In June, NHS England announced it would allow practices in Somerset to opt out of the national QOF and participate in a local quality scheme pilot instead.
It has now confirmed that further opt-out plans would not be sanctioned, despite interest from several CCGs. This strengthens its stance from January when it suggested further opt-outs would be unlikely.
NHS England board papers released ahead of a meeting on 3 July said it was committed to ‘closely monitoring’ the impact of the Somerset scheme this year and that, should the scheme not produce its intended benefits, the practices must return to the QOF from 2015/16.
NHS Somerset CCG led development of the local scheme with input from the local area team, representing an early example of co-commissioning. Co-commissioning looks set to become more prevalent next year, with nine out of ten CCGs submitting bids for control of GP contracts.
Practices participating in the Somerset Quality Practice Scheme are expected to provide the care incentivised in the QOF and report clinical data, but will not receive funding based on QOF performance.
Funding will instead be used to recognise their contribution to creating more proactive, multidisciplinary and integrated care arrangements across health and care organisations in Somerset.
Important to ensure 'patients don't lose out'
Most practices in Somerset have signed up to the local initiative, but the response in other parts of the country has been less receptive.
GPs at the LMC conference in Liverpool in May said locally-agreed QOF schemes that go beyond the nationally agreed deal risk ‘undermining’ the GPC contract and potentially ‘depriving practices of funding’.
GPC deputy chair Dr Richard Vautrey told GP there were ‘real issues’ with allowing local divergence from the QOF, and said it was the 'right approach' not to expand the pilot to include other areas this year.
He said: ‘We now need to look and see what happens to patient care when QOF indicators are removed and that can help inform future decisions.
‘We have big problems with the scheme about fragmentation and availability of care around the country.
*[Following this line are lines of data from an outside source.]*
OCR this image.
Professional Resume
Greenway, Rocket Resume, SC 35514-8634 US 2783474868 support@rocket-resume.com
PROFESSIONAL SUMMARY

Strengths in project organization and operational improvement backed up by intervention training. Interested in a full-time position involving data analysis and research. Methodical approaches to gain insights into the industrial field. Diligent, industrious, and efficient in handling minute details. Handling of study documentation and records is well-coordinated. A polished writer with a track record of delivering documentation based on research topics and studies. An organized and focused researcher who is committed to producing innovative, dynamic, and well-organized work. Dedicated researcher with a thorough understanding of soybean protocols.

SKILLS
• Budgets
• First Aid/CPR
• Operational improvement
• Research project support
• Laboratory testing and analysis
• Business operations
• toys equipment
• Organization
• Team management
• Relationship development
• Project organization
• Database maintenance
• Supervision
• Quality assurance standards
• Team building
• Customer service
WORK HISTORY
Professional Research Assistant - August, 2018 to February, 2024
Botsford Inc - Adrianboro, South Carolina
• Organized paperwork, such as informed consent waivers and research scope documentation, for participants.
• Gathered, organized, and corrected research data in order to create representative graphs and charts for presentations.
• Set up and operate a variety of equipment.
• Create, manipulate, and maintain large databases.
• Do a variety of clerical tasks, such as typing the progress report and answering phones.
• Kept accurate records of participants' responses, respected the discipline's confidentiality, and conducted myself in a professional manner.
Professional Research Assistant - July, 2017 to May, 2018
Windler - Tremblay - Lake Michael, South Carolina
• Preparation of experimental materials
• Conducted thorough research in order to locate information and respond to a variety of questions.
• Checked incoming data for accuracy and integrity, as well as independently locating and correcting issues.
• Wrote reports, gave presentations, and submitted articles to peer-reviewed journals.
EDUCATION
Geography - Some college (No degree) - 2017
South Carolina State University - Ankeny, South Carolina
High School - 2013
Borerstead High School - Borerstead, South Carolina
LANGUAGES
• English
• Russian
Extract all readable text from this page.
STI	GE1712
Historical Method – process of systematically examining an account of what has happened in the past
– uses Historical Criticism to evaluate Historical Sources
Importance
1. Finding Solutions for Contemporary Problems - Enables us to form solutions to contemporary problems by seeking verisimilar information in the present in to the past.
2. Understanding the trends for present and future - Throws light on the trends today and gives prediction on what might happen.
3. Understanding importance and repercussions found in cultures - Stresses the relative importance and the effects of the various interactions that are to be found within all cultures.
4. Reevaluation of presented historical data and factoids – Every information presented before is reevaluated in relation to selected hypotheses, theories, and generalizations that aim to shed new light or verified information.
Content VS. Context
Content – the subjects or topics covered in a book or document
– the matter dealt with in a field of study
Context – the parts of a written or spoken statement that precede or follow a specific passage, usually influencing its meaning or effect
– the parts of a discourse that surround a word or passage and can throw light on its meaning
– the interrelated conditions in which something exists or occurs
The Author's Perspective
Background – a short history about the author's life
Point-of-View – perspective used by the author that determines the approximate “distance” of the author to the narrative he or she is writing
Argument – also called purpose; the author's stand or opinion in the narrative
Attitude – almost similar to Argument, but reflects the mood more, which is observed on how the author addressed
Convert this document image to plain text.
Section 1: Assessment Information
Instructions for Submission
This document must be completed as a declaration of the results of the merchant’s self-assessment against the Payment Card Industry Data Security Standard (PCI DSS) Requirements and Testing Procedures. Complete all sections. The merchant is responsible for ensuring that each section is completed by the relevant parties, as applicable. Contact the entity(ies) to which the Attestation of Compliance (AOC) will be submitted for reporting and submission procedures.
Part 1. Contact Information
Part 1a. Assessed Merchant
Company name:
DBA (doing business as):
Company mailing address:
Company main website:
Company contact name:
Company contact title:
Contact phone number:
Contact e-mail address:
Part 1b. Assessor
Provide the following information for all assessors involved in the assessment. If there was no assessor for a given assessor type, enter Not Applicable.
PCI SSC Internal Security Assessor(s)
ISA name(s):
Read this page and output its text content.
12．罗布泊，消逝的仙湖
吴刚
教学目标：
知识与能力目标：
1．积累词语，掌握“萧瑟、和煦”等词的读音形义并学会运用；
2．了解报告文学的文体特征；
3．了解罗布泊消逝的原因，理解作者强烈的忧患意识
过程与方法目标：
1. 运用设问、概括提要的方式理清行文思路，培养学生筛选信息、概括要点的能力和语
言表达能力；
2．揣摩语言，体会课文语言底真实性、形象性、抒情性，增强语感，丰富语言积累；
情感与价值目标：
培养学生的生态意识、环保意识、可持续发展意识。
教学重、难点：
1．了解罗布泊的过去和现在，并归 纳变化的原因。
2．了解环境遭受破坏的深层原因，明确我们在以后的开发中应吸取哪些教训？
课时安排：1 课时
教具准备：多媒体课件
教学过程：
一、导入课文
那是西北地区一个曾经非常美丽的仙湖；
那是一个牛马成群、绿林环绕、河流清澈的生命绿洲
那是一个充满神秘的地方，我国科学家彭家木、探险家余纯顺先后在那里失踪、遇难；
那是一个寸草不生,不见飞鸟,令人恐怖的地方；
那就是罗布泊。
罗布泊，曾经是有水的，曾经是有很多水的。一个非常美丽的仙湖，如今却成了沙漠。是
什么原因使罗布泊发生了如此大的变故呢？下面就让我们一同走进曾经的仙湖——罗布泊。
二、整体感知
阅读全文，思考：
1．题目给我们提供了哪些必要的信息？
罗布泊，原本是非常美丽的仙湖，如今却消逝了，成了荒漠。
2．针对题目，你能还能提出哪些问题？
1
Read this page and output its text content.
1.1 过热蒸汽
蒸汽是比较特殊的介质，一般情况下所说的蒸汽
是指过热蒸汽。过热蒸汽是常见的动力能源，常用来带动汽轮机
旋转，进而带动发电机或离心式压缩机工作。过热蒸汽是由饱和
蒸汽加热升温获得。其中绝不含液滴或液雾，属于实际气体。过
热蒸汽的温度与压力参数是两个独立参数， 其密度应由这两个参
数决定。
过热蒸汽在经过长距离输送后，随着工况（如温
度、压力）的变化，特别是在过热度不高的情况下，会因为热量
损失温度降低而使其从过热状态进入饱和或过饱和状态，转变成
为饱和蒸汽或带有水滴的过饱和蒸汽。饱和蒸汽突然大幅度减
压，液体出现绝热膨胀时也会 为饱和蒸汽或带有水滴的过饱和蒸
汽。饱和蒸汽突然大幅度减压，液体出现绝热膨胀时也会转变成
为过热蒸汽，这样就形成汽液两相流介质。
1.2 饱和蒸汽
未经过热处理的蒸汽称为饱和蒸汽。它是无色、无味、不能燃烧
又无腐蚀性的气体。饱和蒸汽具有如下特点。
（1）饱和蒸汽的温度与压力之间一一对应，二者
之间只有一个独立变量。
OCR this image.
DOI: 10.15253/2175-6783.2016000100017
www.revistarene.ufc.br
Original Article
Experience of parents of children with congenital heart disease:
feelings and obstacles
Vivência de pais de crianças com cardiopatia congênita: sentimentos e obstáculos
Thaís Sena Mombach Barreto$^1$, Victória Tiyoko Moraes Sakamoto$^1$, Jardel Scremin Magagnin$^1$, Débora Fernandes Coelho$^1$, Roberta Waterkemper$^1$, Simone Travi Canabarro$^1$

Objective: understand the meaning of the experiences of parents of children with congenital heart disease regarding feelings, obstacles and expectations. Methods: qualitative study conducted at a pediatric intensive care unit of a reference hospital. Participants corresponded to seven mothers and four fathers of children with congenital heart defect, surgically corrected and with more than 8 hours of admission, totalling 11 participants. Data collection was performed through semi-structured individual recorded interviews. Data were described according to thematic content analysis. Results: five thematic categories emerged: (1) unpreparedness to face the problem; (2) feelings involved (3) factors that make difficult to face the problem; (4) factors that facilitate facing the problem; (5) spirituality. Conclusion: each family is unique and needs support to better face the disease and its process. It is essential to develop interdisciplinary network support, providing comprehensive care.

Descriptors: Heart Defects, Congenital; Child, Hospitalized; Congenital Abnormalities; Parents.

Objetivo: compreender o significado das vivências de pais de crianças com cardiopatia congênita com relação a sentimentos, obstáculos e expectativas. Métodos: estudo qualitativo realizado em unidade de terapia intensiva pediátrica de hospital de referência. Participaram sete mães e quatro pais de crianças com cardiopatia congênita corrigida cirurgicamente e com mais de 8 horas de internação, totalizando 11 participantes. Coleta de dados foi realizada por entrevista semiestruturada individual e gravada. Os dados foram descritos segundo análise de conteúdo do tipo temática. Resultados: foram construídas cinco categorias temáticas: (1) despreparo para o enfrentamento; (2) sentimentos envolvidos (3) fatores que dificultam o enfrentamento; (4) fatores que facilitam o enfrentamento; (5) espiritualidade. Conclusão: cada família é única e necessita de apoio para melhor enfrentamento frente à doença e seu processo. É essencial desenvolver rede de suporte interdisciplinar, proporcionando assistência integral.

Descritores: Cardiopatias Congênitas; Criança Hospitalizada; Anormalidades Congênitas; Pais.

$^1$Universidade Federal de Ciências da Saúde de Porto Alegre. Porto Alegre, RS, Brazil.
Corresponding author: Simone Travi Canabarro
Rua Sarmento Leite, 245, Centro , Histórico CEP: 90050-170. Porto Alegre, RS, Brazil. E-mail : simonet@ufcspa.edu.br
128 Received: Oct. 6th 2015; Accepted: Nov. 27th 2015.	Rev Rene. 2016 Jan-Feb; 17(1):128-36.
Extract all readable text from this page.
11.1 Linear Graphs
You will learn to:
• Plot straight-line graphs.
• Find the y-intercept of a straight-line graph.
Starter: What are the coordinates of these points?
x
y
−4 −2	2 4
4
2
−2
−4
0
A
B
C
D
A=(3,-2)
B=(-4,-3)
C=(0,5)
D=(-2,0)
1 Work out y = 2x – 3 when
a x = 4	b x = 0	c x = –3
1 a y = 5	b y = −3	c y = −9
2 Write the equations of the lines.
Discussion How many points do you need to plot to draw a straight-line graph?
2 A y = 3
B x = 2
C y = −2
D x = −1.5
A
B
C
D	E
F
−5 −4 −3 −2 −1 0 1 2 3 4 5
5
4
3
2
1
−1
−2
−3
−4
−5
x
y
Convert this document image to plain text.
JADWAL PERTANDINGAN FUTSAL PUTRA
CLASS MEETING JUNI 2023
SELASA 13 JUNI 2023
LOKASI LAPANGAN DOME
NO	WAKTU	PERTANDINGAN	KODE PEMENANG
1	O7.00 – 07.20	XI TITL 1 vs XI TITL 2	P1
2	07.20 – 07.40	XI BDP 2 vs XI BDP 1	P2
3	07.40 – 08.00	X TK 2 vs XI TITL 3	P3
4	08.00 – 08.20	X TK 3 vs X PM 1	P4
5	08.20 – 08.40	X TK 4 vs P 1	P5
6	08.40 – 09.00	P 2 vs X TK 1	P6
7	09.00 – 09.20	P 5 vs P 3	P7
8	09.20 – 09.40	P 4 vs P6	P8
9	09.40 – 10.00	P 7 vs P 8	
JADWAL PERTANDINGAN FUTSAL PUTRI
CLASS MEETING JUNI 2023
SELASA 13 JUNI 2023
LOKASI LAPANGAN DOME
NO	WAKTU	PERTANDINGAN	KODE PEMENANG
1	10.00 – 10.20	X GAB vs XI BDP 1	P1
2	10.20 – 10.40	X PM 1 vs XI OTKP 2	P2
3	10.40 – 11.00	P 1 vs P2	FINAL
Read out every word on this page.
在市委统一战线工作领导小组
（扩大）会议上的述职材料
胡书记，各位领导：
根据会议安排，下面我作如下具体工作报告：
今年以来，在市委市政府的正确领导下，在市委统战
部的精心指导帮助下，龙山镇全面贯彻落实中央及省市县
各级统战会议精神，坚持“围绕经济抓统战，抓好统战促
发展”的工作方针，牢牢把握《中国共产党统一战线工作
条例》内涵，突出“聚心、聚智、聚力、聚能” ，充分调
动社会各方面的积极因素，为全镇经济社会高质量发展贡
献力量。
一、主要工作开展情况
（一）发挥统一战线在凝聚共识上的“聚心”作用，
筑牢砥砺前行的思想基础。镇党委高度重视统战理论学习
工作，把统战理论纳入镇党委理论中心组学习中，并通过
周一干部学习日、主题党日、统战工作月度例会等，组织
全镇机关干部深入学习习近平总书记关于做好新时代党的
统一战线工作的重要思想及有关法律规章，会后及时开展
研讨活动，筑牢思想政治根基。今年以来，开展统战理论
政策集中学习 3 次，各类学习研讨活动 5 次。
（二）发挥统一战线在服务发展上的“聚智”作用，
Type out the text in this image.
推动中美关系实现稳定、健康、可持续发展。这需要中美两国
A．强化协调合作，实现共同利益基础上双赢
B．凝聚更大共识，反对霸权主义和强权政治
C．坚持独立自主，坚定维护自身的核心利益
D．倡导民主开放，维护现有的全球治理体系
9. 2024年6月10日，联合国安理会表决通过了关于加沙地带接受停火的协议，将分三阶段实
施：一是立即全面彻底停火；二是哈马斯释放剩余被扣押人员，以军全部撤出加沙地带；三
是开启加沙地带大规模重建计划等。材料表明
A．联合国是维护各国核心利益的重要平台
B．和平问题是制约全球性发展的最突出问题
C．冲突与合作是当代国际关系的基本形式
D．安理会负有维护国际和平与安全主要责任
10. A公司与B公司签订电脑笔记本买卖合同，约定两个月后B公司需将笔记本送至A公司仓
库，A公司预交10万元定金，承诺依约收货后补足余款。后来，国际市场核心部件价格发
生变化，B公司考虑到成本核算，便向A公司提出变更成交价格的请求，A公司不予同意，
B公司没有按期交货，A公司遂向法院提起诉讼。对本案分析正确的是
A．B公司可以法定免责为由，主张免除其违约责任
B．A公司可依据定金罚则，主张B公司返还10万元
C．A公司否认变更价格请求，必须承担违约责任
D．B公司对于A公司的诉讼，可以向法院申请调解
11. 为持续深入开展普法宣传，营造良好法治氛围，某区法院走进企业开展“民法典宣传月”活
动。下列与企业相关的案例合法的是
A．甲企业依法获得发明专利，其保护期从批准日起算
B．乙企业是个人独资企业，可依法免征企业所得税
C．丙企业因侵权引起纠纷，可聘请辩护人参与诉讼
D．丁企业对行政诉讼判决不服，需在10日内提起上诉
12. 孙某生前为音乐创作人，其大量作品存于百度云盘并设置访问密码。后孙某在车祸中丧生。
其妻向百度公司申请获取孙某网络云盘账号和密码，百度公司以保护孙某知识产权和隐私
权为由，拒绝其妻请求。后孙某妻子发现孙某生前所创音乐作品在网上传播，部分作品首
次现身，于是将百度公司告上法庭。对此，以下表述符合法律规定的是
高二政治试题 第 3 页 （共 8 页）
It's important we ensure that everyone has same access to a high standard of care wherever they are, and that is what QOF has allowed us to deliver. It’s important that we ensure patients don’t lose out if we change this.’
The success of the pilot will be independently evaluated by the South West Academic Health Science Network, which will assess the impact of the scheme on health outcomes and patient confidence in services.